Наша цель состоит исключительно в возобновлении позитивного действия Ин-се человека — поднявшись над всеми масками, ролями, выйти за рамки монитора отклонения, из-за которого мы в своем стремлении к созданию человеческой культуры и кинематографа оказываемся перед чуждым ликом нечеловеческого.
Прежде всего, мне хотелось бы спросить у Джаннини о подлинных мотивах, побудивших его сниматься в этом фильме, так отличающемся от других его известных работ.

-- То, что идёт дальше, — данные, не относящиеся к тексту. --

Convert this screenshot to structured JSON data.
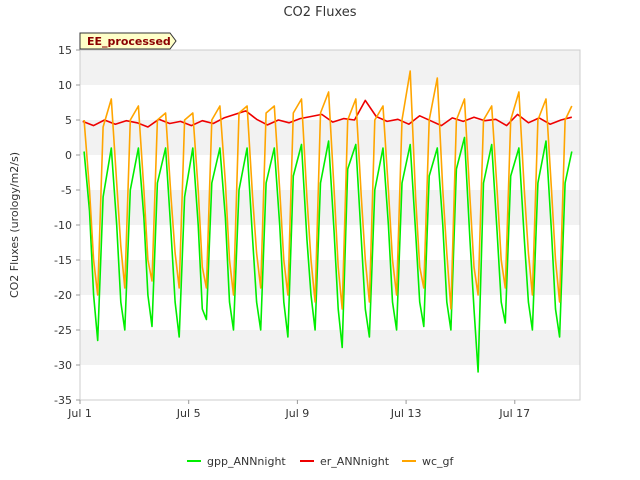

ДЖАНКАРЛО ДЖАННИНИ (Д.Д.): Это аномальный фильм. Я — лишь актер, и, может быть, правильнее предоставить слово режиссеру и автору сценария. Однако, как и режиссер, я участвовал в создании кинокартины. В последние годы, прежде всего в Италии, не удавалось снять фильм такого рода. У нас же все получилось, причем с минимальным бюджетом, потому что мы хотели создать фильм, который бы отличался от других. Мне было бы приятно сняться и в других неординарных фильмах, что, к сожалению, невозможно. Нам было интересно представить современного человека, члена нашего общества, с необычной, не столь условной точки зрения. Мы попытались покопаться в глубине его инстинктов, чувств, желаний, пролить свет на темные уголки его души и пересказать все это за два часа с помощью образов. Мы намеревались пригласить зрителя к размышлению о себе самом, о своей жизни, подсмотренной режиссером Петри и ансамблем актеров, среди которых находился и я. Все это должно было произойти без обиняков, "запросто".